If I get enough of them, and enough good ones, I'll do a letters section each week.

The reaction to my first Central Intelligence ranged from "Thank you!" to "Thank god!"

"Thank god. We didn't need another Knicks, or Celtics, or Lakers fan columnist. Thanks for representing the other 27 teams in the NBA. Hopefully it won't weigh to heavy.

"P.S. It's ok to lean heavily Milwaukee, we deserve it."
-- Paul in Milwaukee

Well, as Clint said in Unforgiven, "Deserve's got nothin' to do with it." Though, I do get a thrill from revealing to the rest of the world, that, yeah, we have dedicated fans, too.

Seriously, we received about 20 letters (which is more Bucks fans than I expected), and all of them were along the lines of: "Whoa!
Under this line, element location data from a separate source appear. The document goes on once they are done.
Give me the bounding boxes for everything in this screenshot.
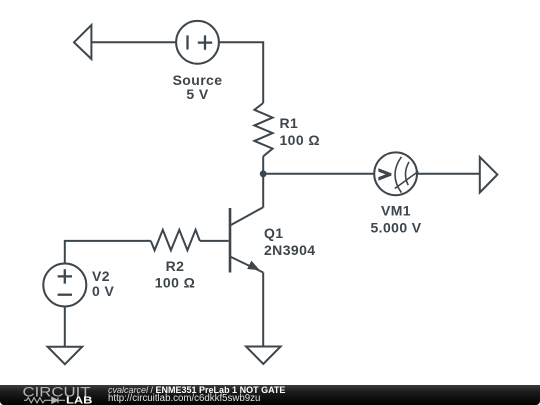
Q1 emitter lead xyxy=(230,257,263,273)
svg-text:100 Ω: 100 Ω xyxy=(155,275,195,291)
svg-text:2N3904: 2N3904 xyxy=(264,242,315,258)
VM1 needle xyxy=(395,171,419,188)
transistor Q1 base bar xyxy=(229,208,232,273)
VM1 meter face arc 2 xyxy=(405,162,409,185)
voltmeter VM1 circle xyxy=(374,152,417,195)
wire node to VM1 xyxy=(263,173,374,175)
wire R1 bottom to node xyxy=(262,156,264,174)
port P1 (left output arrow) xyxy=(74,25,91,59)
wire P1 to V1 xyxy=(91,41,176,43)
CircuitLab logo xyxy=(0,385,110,405)
wire R2 to V2 corner xyxy=(65,241,151,264)
V2 plus terminal xyxy=(58,269,72,283)
voltage source V2 circle xyxy=(43,264,86,307)
VM1 ">" mark xyxy=(378,168,391,180)
svg-text:R2: R2 xyxy=(166,258,185,274)
logo resistor-diode squiggle xyxy=(24,397,65,403)
svg-text:V2: V2 xyxy=(92,268,110,284)
svg-text:R1: R1 xyxy=(280,115,299,131)
port P2 (right output arrow) xyxy=(480,157,498,193)
footer url text xyxy=(108,393,260,404)
V2 minus terminal xyxy=(58,294,72,296)
svg-text:VM1: VM1 xyxy=(381,202,411,218)
node junction dot xyxy=(260,170,267,177)
svg-text:100 Ω: 100 Ω xyxy=(280,132,320,148)
Q1 emitter arrowhead xyxy=(247,261,260,271)
wire VM1 to port P2 xyxy=(417,173,480,175)
wire Q1 base to R2 xyxy=(200,240,229,242)
svg-text:Q1: Q1 xyxy=(264,225,283,241)
svg-text:0 V: 0 V xyxy=(92,283,114,299)
V1 plus terminal xyxy=(198,35,212,49)
resistor R2 xyxy=(151,230,200,251)
Q1 collector lead xyxy=(230,208,263,226)
svg-text:LAB: LAB xyxy=(66,394,93,405)
wire node down to Q1 collector xyxy=(262,174,264,208)
voltage source V1 "Source" circle xyxy=(176,21,219,64)
footer bar xyxy=(0,385,540,405)
wire V1 to corner to R1 top xyxy=(219,42,263,103)
V1 minus terminal (rotated bar) xyxy=(186,35,188,49)
wire Q1 emitter down to ground xyxy=(262,273,264,347)
ground GND1 (under V2) xyxy=(48,347,83,365)
ground GND2 (under Q1) xyxy=(246,347,281,365)
footer credit text xyxy=(108,385,285,395)
svg-text:5.000 V: 5.000 V xyxy=(370,220,421,236)
VM1 meter face arc 1 xyxy=(395,157,401,193)
resistor R1 xyxy=(254,103,272,156)
svg-text:5 V: 5 V xyxy=(186,86,208,102)
wire V2 to ground xyxy=(64,307,66,347)
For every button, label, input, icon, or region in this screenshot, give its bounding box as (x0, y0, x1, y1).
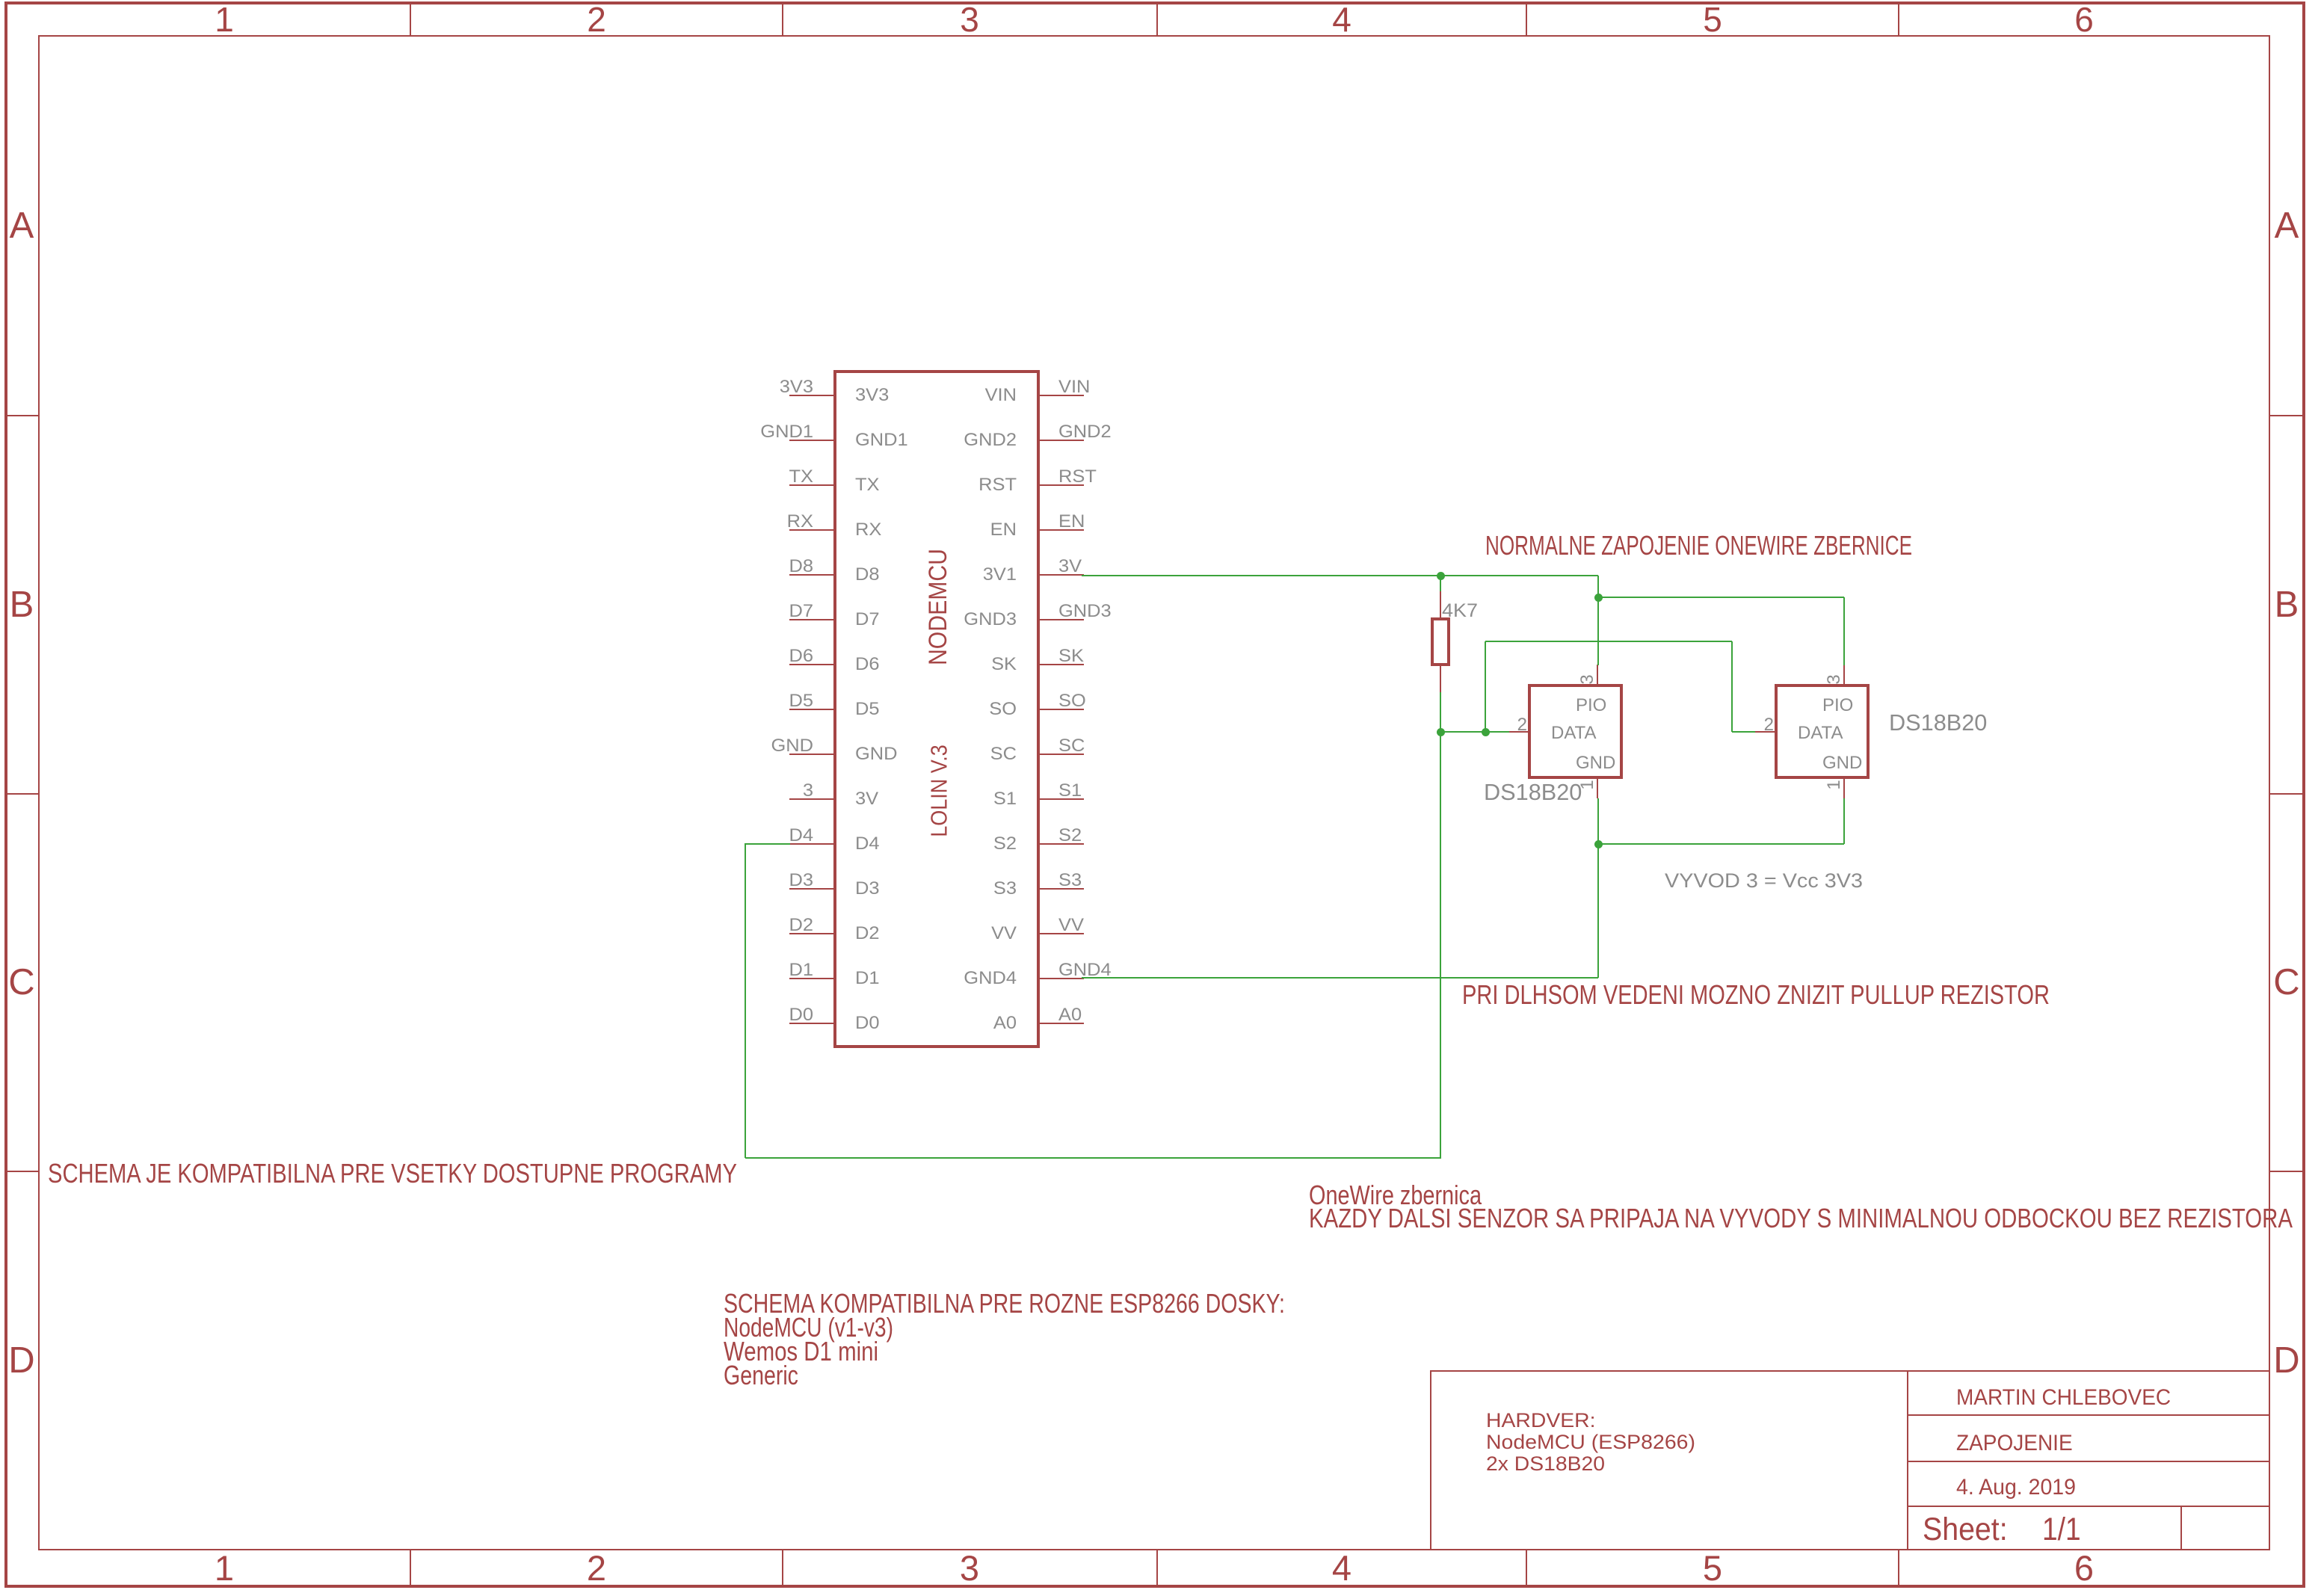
IC1 pin name GND (1576, 754, 1615, 772)
U1 pin RX (left, net RX) (0, 0, 1, 1)
title block author (1956, 1387, 2171, 1409)
wire DATA net to IC1 pin2 (0, 0, 1, 1)
U1 pin S2 (right, net S2) (0, 0, 1, 1)
U1 pin SC (right, net SC) (0, 0, 1, 1)
U1 pin 3V3 (left, net 3V3) (0, 0, 1, 1)
title block date (1956, 1476, 2076, 1499)
wire GND net IC2 pin1 down (0, 0, 1, 1)
U1 pin 3V1 (right, net 3V) (0, 0, 1, 1)
wire DATA net branch horizontal (0, 0, 1, 1)
wire DATA net to IC2 pin2 (0, 0, 1, 1)
IC2 pin 2 DATA stub (0, 0, 1, 1)
junction DATA branch (0, 0, 1, 1)
IC1 pin name DATA (1551, 724, 1596, 742)
resistor R1 4K7 body (0, 0, 1, 1)
IC2 pin number 1 (1825, 780, 1843, 789)
IC2 pin 1 GND stub (0, 0, 1, 1)
annotation: boards list (0, 0, 1, 1)
U1 pin GND1 (left, net GND1) (0, 0, 1, 1)
IC1 pin 3 PIO stub (0, 0, 1, 1)
wire 3V net branch horizontal to IC2 (0, 0, 1, 1)
sensor IC2 DS18B20 #2 body (0, 0, 1, 1)
U1 pin D6 (left, net D6) (0, 0, 1, 1)
U1 pin D2 (left, net D2) (0, 0, 1, 1)
U1 pin D0 (left, net D0) (0, 0, 1, 1)
U1 label NODEMCU (925, 549, 951, 665)
IC2 pin name DATA (1798, 724, 1843, 742)
wire GND net IC1 pin1 down (0, 0, 1, 1)
IC2 pin 3 PIO stub (0, 0, 1, 1)
junction 3V at resistor top (0, 0, 1, 1)
U1 pin D5 (left, net D5) (0, 0, 1, 1)
wire DATA net left vertical (0, 0, 1, 1)
annotation: schema compatibility note (48, 1160, 737, 1187)
wire 3V net vertical to IC1 pin3 (0, 0, 1, 1)
wire DATA net branch vertical down (0, 0, 1, 1)
title block document name (1956, 1432, 2073, 1455)
U1 pin GND3 (right, net GND3) (0, 0, 1, 1)
junction 3V branch to IC2 (0, 0, 1, 1)
frame row letters right (0, 0, 1, 1)
sensor IC1 DS18B20 #1 body (0, 0, 1, 1)
U1 pin D8 (left, net D8) (0, 0, 1, 1)
IC1 pin number 2 (1517, 716, 1527, 734)
annotation: onewire bus note (0, 0, 1, 1)
drawing frame (0, 0, 1, 1)
U1 pin VV (right, net VV) (0, 0, 1, 1)
junction DATA at resistor bottom (0, 0, 1, 1)
wire 3V net vertical to IC2 pin3 (0, 0, 1, 1)
IC2 pin name PIO (1822, 697, 1853, 715)
wire DATA net from U1 D4 (0, 0, 1, 1)
IC2 value label DS18B20 (1889, 711, 1987, 734)
IC1 pin name PIO (1576, 697, 1606, 715)
frame column numbers bottom (0, 0, 1, 1)
IC1 pin 2 DATA stub (0, 0, 1, 1)
IC1 value label DS18B20 (1484, 780, 1582, 804)
U1 pin GND2 (right, net GND2) (0, 0, 1, 1)
wire 3V net resistor top (0, 0, 1, 1)
U1 pin D3 (left, net D3) (0, 0, 1, 1)
title block frame (0, 0, 1, 1)
IC1 pin number 1 (1579, 780, 1597, 789)
U1 pin SK (right, net SK) (0, 0, 1, 1)
U1 pin SO (right, net SO) (0, 0, 1, 1)
title block hardware description text (0, 0, 1, 1)
title block sheet number (0, 0, 1, 1)
U1 pin 3V (left, net 3) (0, 0, 1, 1)
U1 pin GND (left, net GND) (0, 0, 1, 1)
IC1 pin number 3 (1579, 674, 1597, 684)
annotation: VYVOD 3 = Vcc 3V3 (1665, 871, 1863, 891)
U1 pin S3 (right, net S3) (0, 0, 1, 1)
U1 pin S1 (right, net S1) (0, 0, 1, 1)
U1 pin TX (left, net TX) (0, 0, 1, 1)
U1 pin A0 (right, net A0) (0, 0, 1, 1)
wire DATA net bottom horizontal (0, 0, 1, 1)
U1 pin D4 (left, net D4) (0, 0, 1, 1)
wire GND net vertical down (0, 0, 1, 1)
U1 pin D1 (left, net D1) (0, 0, 1, 1)
frame column numbers top (0, 0, 1, 1)
U1 label LOLIN V.3 (928, 745, 951, 836)
wire DATA net right vertical (0, 0, 1, 1)
resistor value 4K7 (1442, 602, 1478, 620)
U1 pin GND4 (right, net GND4) (0, 0, 1, 1)
wire DATA net branch vertical up (0, 0, 1, 1)
IC2 pin name GND (1822, 754, 1862, 772)
U1 pin D7 (left, net D7) (0, 0, 1, 1)
junction GND between sensors (0, 0, 1, 1)
IC1 pin 1 GND stub (0, 0, 1, 1)
frame row letters left (0, 0, 1, 1)
annotation: pullup note (1462, 982, 2050, 1008)
U1 pin EN (right, net EN) (0, 0, 1, 1)
IC2 pin number 2 (1764, 716, 1774, 734)
U1 pin VIN (right, net VIN) (0, 0, 1, 1)
U1 pin RST (right, net RST) (0, 0, 1, 1)
annotation: normalne zapojenie title (1485, 532, 1912, 559)
wire DATA net resistor bottom (0, 0, 1, 1)
wire 3V net horizontal from U1 3V1 (0, 0, 1, 1)
wire GND net horizontal to U1 GND4 (0, 0, 1, 1)
IC2 pin number 3 (1825, 674, 1843, 684)
IC U1 NODEMCU LOLIN V.3 body (0, 0, 1, 1)
wire GND net horizontal between sensors (0, 0, 1, 1)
It's about time." I was shocked by the overwhelmingly positive response. As a matter of fact, I'll print the most negative e-mail:

"I agree with the column re Milwaukee. I have NEVER liked the Bucks, but this year they look pimped out with Villanueva Bogut and Redd."
-- Dwayne in Brisbane, Australia

OK, I'll take it. You're one of us now, Dwayne from Brisbane.

Anyway, while we will give the rest of the hoops world a look into our collective psyche, we will tackle the Central Division, one of two divisions (the Atlantic being the other) with three teams who have won NBA championships in their current cities and quite possibly the toughest division in the L right now.


In regard to my manifesto and column as a whole from last week, I got a call from my dad, Bob. (Who for the sake of full disclosure, works as the Toronto Raptors' video coordinator. He was with the Bucks for 16 years, but that's a whole 'nother column...)

Anyway, he noted the manifesto.

"I liked it," Dad said, "though you had the order mixed up."

What? "Yeah, if you get the ball, you should be ready to shoot, pass or dribble when you get the ball, not dribble then pass. Pass first."

Ah, gotcha. Let that be a lesson to all of us.